The overwhelming majority of computer users simply DO NOT CARE about things like "install a binary blob" or "free-software hostile vendor" or "non-existent Linux support". They installed the plugin and got a way better experience.

> Flash was a constant embarassment of RCEs vulns

I wonder if anyone has done an analysis of Flash versus Javascript (or other browser technology) vulns over their respective lifespans.

kstrauser 2 hours ago | parent [-]

If Flash hadn’t sucked harder than a neutron star, that would be an argument to have. People install lots of proprietary plugins today. Flash would’ve been just one more on that list.
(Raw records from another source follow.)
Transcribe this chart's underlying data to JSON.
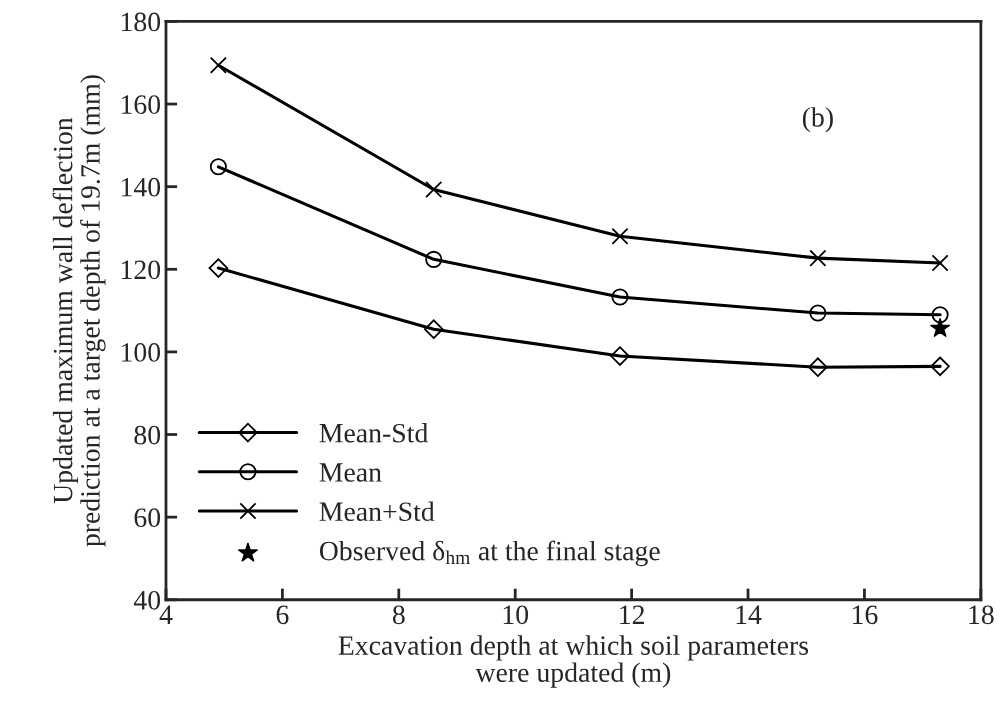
{
  "chart_data": {
    "type": "line",
    "xlabel": "Excavation depth at which soil parameters\nwere updated (m)",
    "ylabel": "Updated maximum wall deflection\nprediction at a target depth of 19.7m (mm)",
    "x": [
      4.9,
      8.6,
      11.8,
      15.2,
      17.3
    ],
    "series": [
      {
        "name": "Mean-Std",
        "color": "#000000",
        "marker": "diamond",
        "values": [
          120.3,
          105.5,
          99,
          96.3,
          96.5
        ]
      },
      {
        "name": "Mean",
        "color": "#000000",
        "marker": "circle",
        "values": [
          144.8,
          122.4,
          113.3,
          109.4,
          109.0
        ]
      },
      {
        "name": "Mean+Std",
        "color": "#000000",
        "marker": "cross",
        "values": [
          169.4,
          139.3,
          128.0,
          122.7,
          121.5
        ]
      },
      {
        "name": "Observed δ$_{hm}$ at the final stage",
        "type": "scatter",
        "color": "#000000",
        "marker": "star",
        "x": [
          17.3
        ],
        "values": [
          105.7
        ]
      }
    ],
    "annotations": [
      "(b)"
    ],
    "xlim": [
      4,
      18
    ],
    "xticks": [
      4,
      6,
      8,
      10,
      12,
      14,
      16,
      18
    ],
    "ylim": [
      40,
      180
    ],
    "yticks": [
      40,
      60,
      80,
      100,
      120,
      140,
      160,
      180
    ],
    "grid": false,
    "legend": "bottom left"
  }
}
But it did suck, and badly. It crashed the browser all the freaking time, often hard enough to crash the whole OS. (“But the OS shouldn’t let that happen!” True, although even with that said, it was in the short list of common apps capable of crashing that badly. It was almost a talent.)

Flash was horrid. While idea was fine, the implementation was terrible. No mobile OS could have run it solidly and without sucking batteries like no tomorrow. Flash in the right hands could have been nice. We’ll never know because that never happened.

radley an hour ago | parent [-]

> No mobile OS could have run it solidly and without sucking batteries like no tomorrow.

By the time mobile could run Flash, it was too late. Between Apple & Adobe, it had no shot of making the transition. But before that, Flash was pretty amazing.

kstrauser an hour ago | parent [-]

It was never amazing. It was adequate to give creative people a way to work around its many shortcomings and make something cool anyway. The tech and the implementation was awful, and all credit goes to people who still managed to shine through it.

For all the many reasons people might dislike Apple, they were 100% in the right on this topic. Flash needed to die. It got everyone to collectively push the web standard technologies ahead into something way, way better.